Auf die Beschwerde des Klägers vom 16. August 2022 wird der Beschluss des Sozialgerichts Gießen vom 21. Juli 2022 aufgehoben und dem Kläger Prozesskostenhilfe für das Verfahren erster Instanz, S 18 AY 51/20, bewilligt.

Die Beteiligten haben einander für das Beschwerdeverfahren keine Kosten zu erstatten.

GRÜNDE

Die Beschwerde des Klägers vom 16. August 2022 gegen den Beschluss des Sozialgerichts Gießen vom 21. Juli 2022 mit dem (sinngemäßen) Antrag,

den Beschluss des Sozialgerichts Gießen vom 21. Juli 2022 aufzuheben und ihm für das Verfahren erster Instanz (Az.: S 18 AY 51/20) Prozesskostenhilfe unter Beiordnung von Rechtsanwalt Adam zu bewilligen,

ist begründet.

Nach § 73a Abs. 1 Satz 1 Sozialgerichtsgesetz (SGG) i.V.m. § 114 Zivilprozessordnung (ZPO) ist einem Beteiligten, der nach seinen persönlichen und wirtschaftlichen Verhältnissen die Kosten der Prozessführung nicht, nur zum Teil oder nur in Raten aufbringen kann, auf seinen Antrag Prozesskostenhilfe zu gewähren, wenn die beabsichtigte Rechtsverfolgung hinreichende Aussicht auf Erfolg bietet und nicht mutwillig erscheint.

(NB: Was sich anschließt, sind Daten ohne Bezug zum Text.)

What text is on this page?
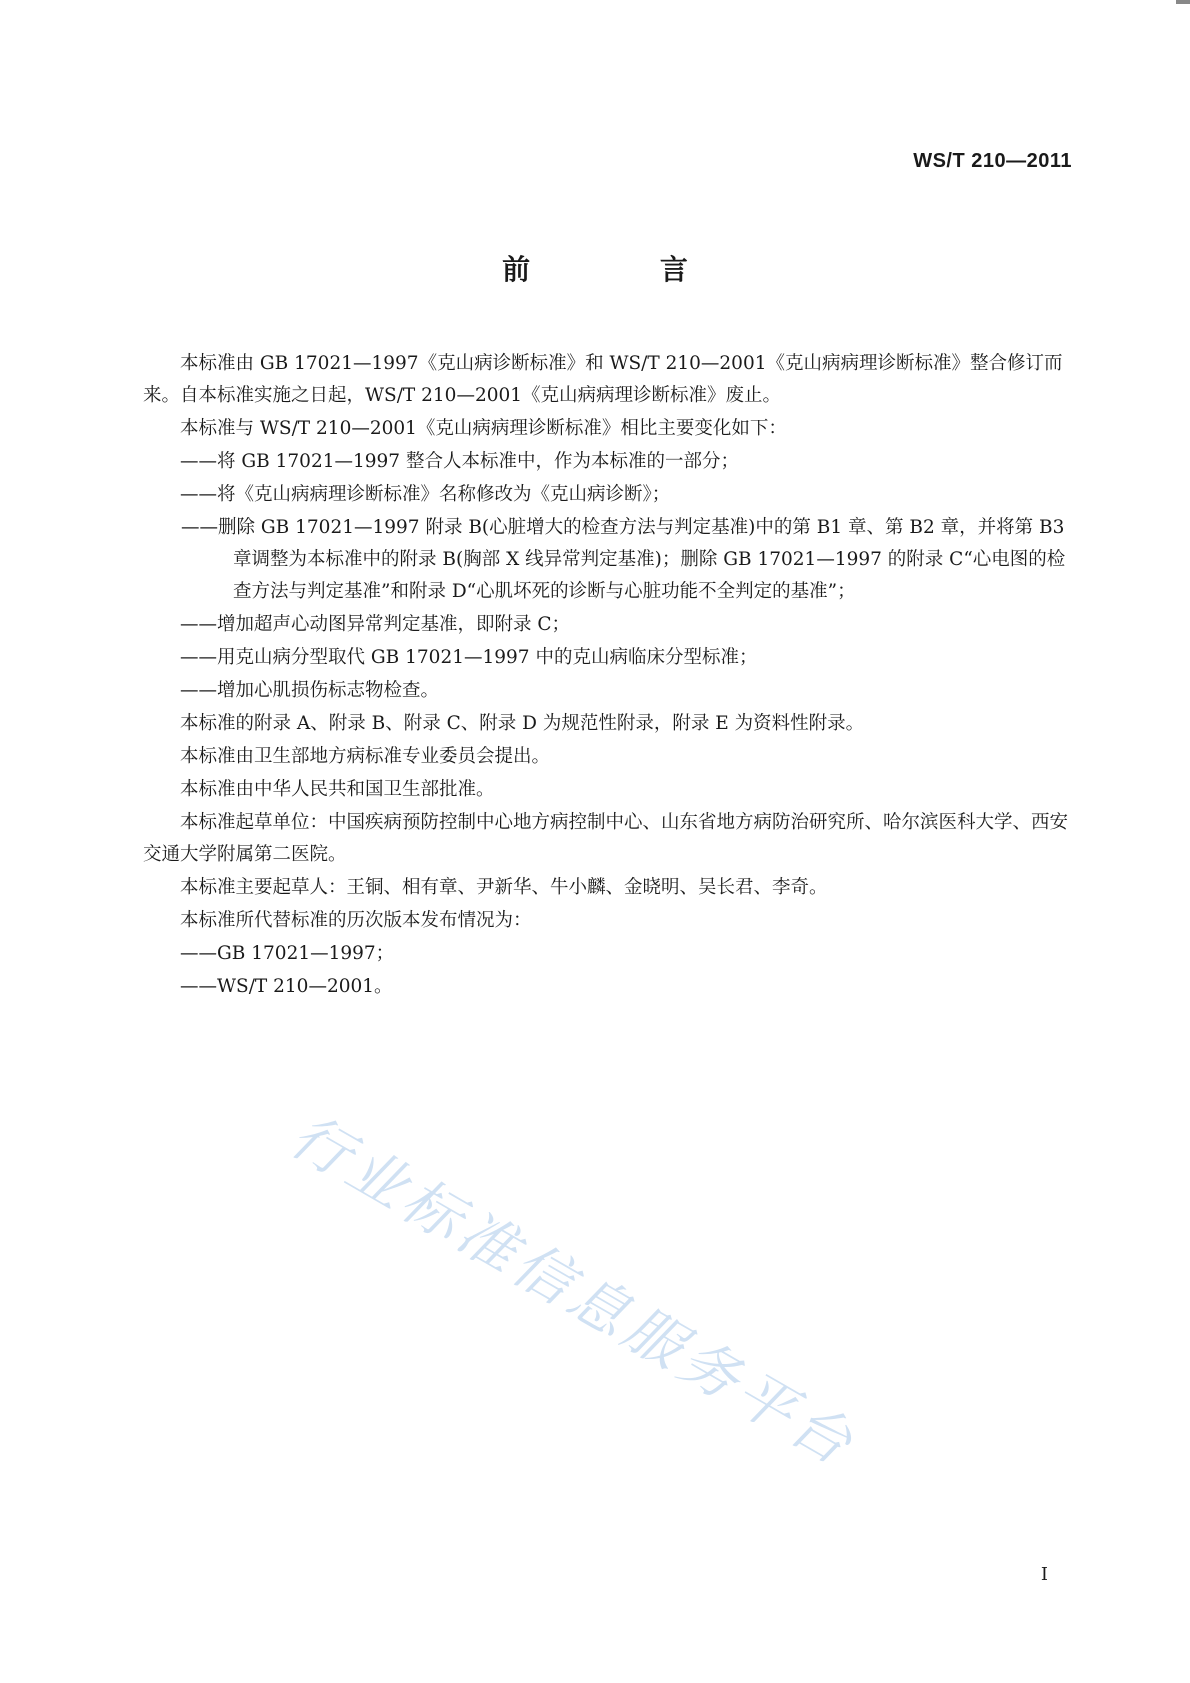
WS/T 210—2011
前 言

本标准由 GB 17021—1997《克山病诊断标准》和 WS/T 210—2001《克山病病理诊断标准》整合修订而来。自本标准实施之日起，WS/T 210—2001《克山病病理诊断标准》废止。

本标准与 WS/T 210—2001《克山病病理诊断标准》相比主要变化如下：

——将 GB 17021—1997 整合人本标准中，作为本标准的一部分；

——将《克山病病理诊断标准》名称修改为《克山病诊断》；

——删除 GB 17021—1997 附录 B(心脏增大的检查方法与判定基准)中的第 B1 章、第 B2 章，并将第 B3 章调整为本标准中的附录 B(胸部 X 线异常判定基准)；删除 GB 17021—1997 的附录 C“心电图的检查方法与判定基准”和附录 D“心肌坏死的诊断与心脏功能不全判定的基准”；

——增加超声心动图异常判定基准，即附录 C；

——用克山病分型取代 GB 17021—1997 中的克山病临床分型标准；

——增加心肌损伤标志物检查。

本标准的附录 A、附录 B、附录 C、附录 D 为规范性附录，附录 E 为资料性附录。

本标准由卫生部地方病标准专业委员会提出。

本标准由中华人民共和国卫生部批准。

本标准起草单位：中国疾病预防控制中心地方病控制中心、山东省地方病防治研究所、哈尔滨医科大学、西安交通大学附属第二医院。

本标准主要起草人：王铜、相有章、尹新华、牛小麟、金晓明、吴长君、李奇。

本标准所代替标准的历次版本发布情况为：

——GB 17021—1997；

——WS/T 210—2001。

行业标准信息服务平台
I
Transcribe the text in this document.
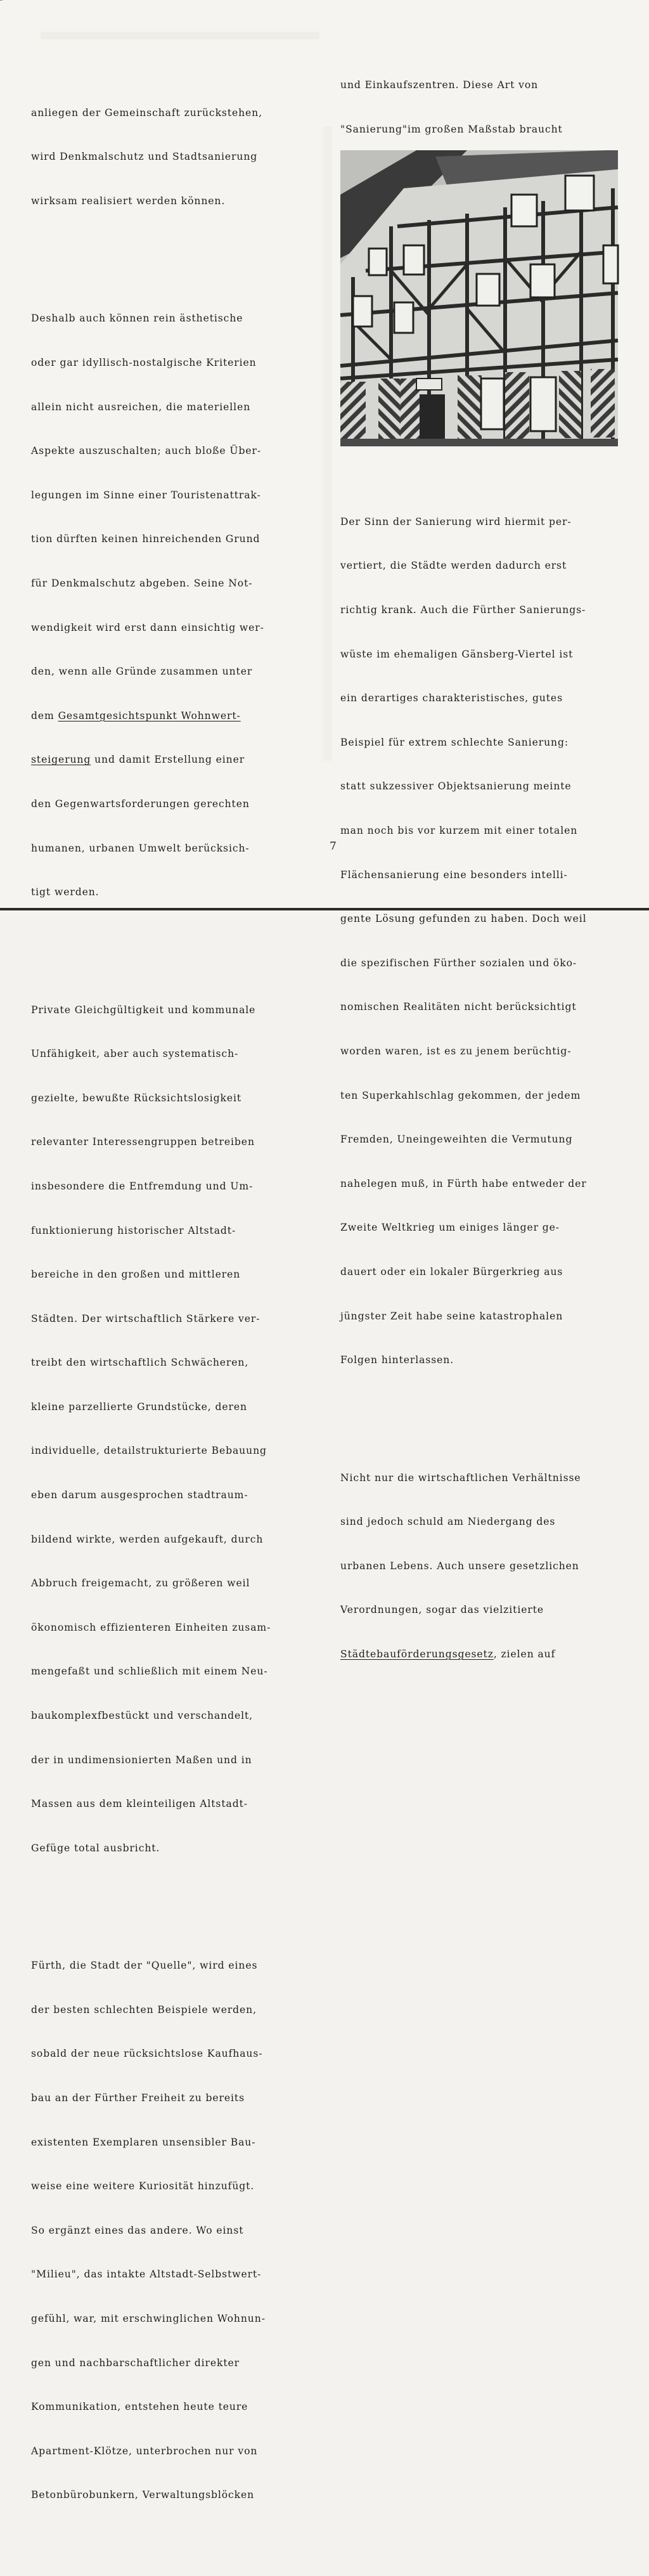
anliegen der Gemeinschaft zurückstehen,

wird Denkmalschutz und Stadtsanierung

wirksam realisiert werden können.

Deshalb auch können rein ästhetische

oder gar idyllisch-nostalgische Kriterien

allein nicht ausreichen, die materiellen

Aspekte auszuschalten; auch bloße Über-

legungen im Sinne einer Touristenattrak-

tion dürften keinen hinreichenden Grund

für Denkmalschutz abgeben. Seine Not-

wendigkeit wird erst dann einsichtig wer-

den, wenn alle Gründe zusammen unter

dem Gesamtgesichtspunkt Wohnwert-

steigerung und damit Erstellung einer

den Gegenwartsforderungen gerechten

humanen, urbanen Umwelt berücksich-

tigt werden.

Private Gleichgültigkeit und kommunale

Unfähigkeit, aber auch systematisch-

gezielte, bewußte Rücksichtslosigkeit

relevanter Interessengruppen betreiben

insbesondere die Entfremdung und Um-

funktionierung historischer Altstadt-

bereiche in den großen und mittleren

Städten. Der wirtschaftlich Stärkere ver-

treibt den wirtschaftlich Schwächeren,

kleine parzellierte Grundstücke, deren

individuelle, detailstrukturierte Bebauung

eben darum ausgesprochen stadtraum-

bildend wirkte, werden aufgekauft, durch

Abbruch freigemacht, zu größeren weil

ökonomisch effizienteren Einheiten zusam-

mengefaßt und schließlich mit einem Neu-

baukomplexfbestückt und verschandelt,

der in undimensionierten Maßen und in

Massen aus dem kleinteiligen Altstadt-

Gefüge total ausbricht.

Fürth, die Stadt der "Quelle", wird eines

der besten schlechten Beispiele werden,

sobald der neue rücksichtslose Kaufhaus-

bau an der Fürther Freiheit zu bereits

existenten Exemplaren unsensibler Bau-

weise eine weitere Kuriosität hinzufügt.

So ergänzt eines das andere. Wo einst

"Milieu", das intakte Altstadt-Selbstwert-

gefühl, war, mit erschwinglichen Wohnun-

gen und nachbarschaftlicher direkter

Kommunikation, entstehen heute teure

Apartment-Klötze, unterbrochen nur von

Betonbürobunkern, Verwaltungsblöcken

und Einkaufszentren. Diese Art von

"Sanierung"im großen Maßstab braucht

Der Sinn der Sanierung wird hiermit per-

vertiert, die Städte werden dadurch erst

richtig krank. Auch die Fürther Sanierungs-

wüste im ehemaligen Gänsberg-Viertel ist

ein derartiges charakteristisches, gutes

Beispiel für extrem schlechte Sanierung:

statt sukzessiver Objektsanierung meinte

man noch bis vor kurzem mit einer totalen

Flächensanierung eine besonders intelli-

gente Lösung gefunden zu haben. Doch weil

die spezifischen Fürther sozialen und öko-

nomischen Realitäten nicht berücksichtigt

worden waren, ist es zu jenem berüchtig-

ten Superkahlschlag gekommen, der jedem

Fremden, Uneingeweihten die Vermutung

nahelegen muß, in Fürth habe entweder der

Zweite Weltkrieg um einiges länger ge-

dauert oder ein lokaler Bürgerkrieg aus

jüngster Zeit habe seine katastrophalen

Folgen hinterlassen.

Nicht nur die wirtschaftlichen Verhältnisse

sind jedoch schuld am Niedergang des

urbanen Lebens. Auch unsere gesetzlichen

Verordnungen, sogar das vielzitierte

Städtebauförderungsgesetz, zielen auf

7
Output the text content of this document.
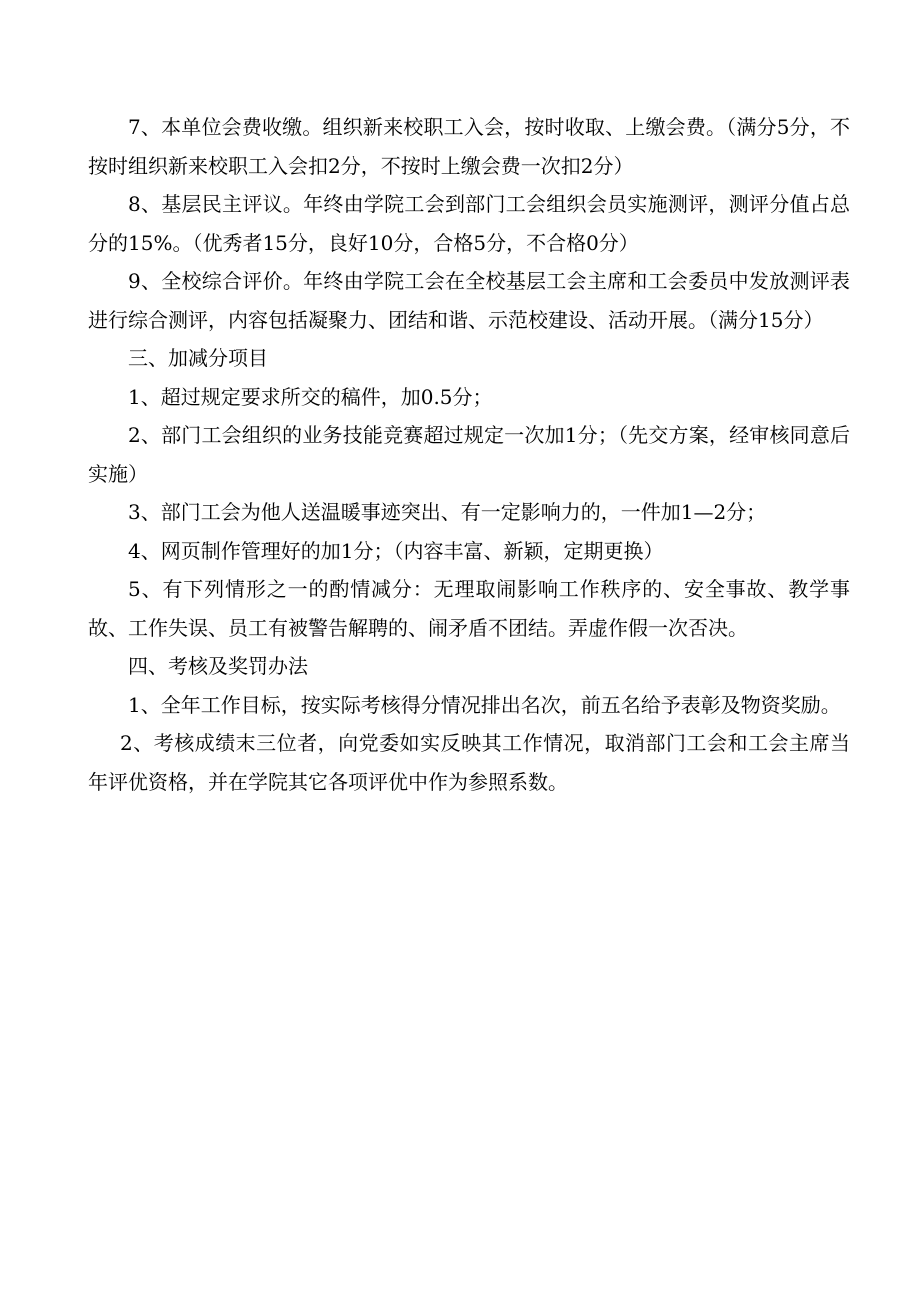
7、本单位会费收缴。组织新来校职工入会，按时收取、上缴会费。（满分5分，不按时组织新来校职工入会扣2分，不按时上缴会费一次扣2分）

8、基层民主评议。年终由学院工会到部门工会组织会员实施测评，测评分值占总分的15%。（优秀者15分，良好10分，合格5分，不合格0分）

9、全校综合评价。年终由学院工会在全校基层工会主席和工会委员中发放测评表进行综合测评，内容包括凝聚力、团结和谐、示范校建设、活动开展。（满分15分）

三、加减分项目

1、超过规定要求所交的稿件，加0.5分；

2、部门工会组织的业务技能竞赛超过规定一次加1分；（先交方案，经审核同意后实施）

3、部门工会为他人送温暖事迹突出、有一定影响力的，一件加1—2分；

4、网页制作管理好的加1分；（内容丰富、新颖，定期更换）

5、有下列情形之一的酌情减分：无理取闹影响工作秩序的、安全事故、教学事故、工作失误、员工有被警告解聘的、闹矛盾不团结。弄虚作假一次否决。

四、考核及奖罚办法

1、全年工作目标，按实际考核得分情况排出名次，前五名给予表彰及物资奖励。

2、考核成绩末三位者，向党委如实反映其工作情况，取消部门工会和工会主席当年评优资格，并在学院其它各项评优中作为参照系数。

Der Maßstab für die insoweit geforderten Erfolgsaussichten ist im Licht der grundrechtlich garantierten Rechtsschutzgleichheit zu bestimmen. Sie folgt aus dem Gleichheitsgrundsatz des Art. 3 Abs. 1 des Grundgesetzes (GG) i.V.m. dem Rechtsstaatsgrundsatz aus Art. 20 Abs. 3 GG. Gefordert ist hiernach eine Angleichung der Rechtsschutzmöglichkeiten eines Unbemittelten mit denen eines Bemittelten, der seine Erfolgsaussichten unter Berücksichtigung des Kostenrisikos vernünftig abwägt. Eine hinreichende Erfolgsaussicht in diesem Sinne besteht, wenn das Gericht den Rechtsstandpunkt des Antragstellers aufgrund der Sachverhaltsschilderung und der vorliegenden Unterlagen zumindest für vertretbar hält und in tatsächlicher Hinsicht von der Erforderlichkeit und Möglichkeit der Beweisführung überzeugt ist, also eine nicht fernliegende Möglichkeit besteht, das Rechtsschutzziel durch Inanspruchnahme gerichtlichen Rechtsschutzes jedenfalls unter Zuhilfenahme aller verfahrensrechtlich vorgesehenen Rechtsbehelfe durchzusetzen (BVerfGE 81, 347 <357>; ständige Rechtsprechung, vgl. insoweit auch: Bundesverfassungsgericht, Beschlüsse vom 16. April 2019, 1 BvR 2111/17; vom 4. September 2017, 1 BvR 2443/16 und vom 14. Februar 2017, 1 BvR 2507/16 – juris – bei Fragen einer Beweisaufnahme). Hält das Gericht die Einholung eines Sachverständigengutachtens oder eine andere Beweiserhebung von Amts wegen für notwendig, so kann in der Regel die Erfolgsaussicht auch nicht verneint werden (Schmidt in: Meyer-Ladewig/Keller/Leitherer, SGG, Kommentar, 13. Auflage 2020, § 73a Rdnr. 7a). Prozesskostenhilfe darf der unbemittelten Partei von Verfassungswegen insbesondere auch dann nicht versagt werden, wenn die Entscheidung in der Hauptsache von der Beantwortung einer schwierigen, bislang ungeklärten Rechtsfrage abhängt (Bundesverfassungsgericht, Beschluss vom 12. Februar 2020, 1 BvR 1246/19).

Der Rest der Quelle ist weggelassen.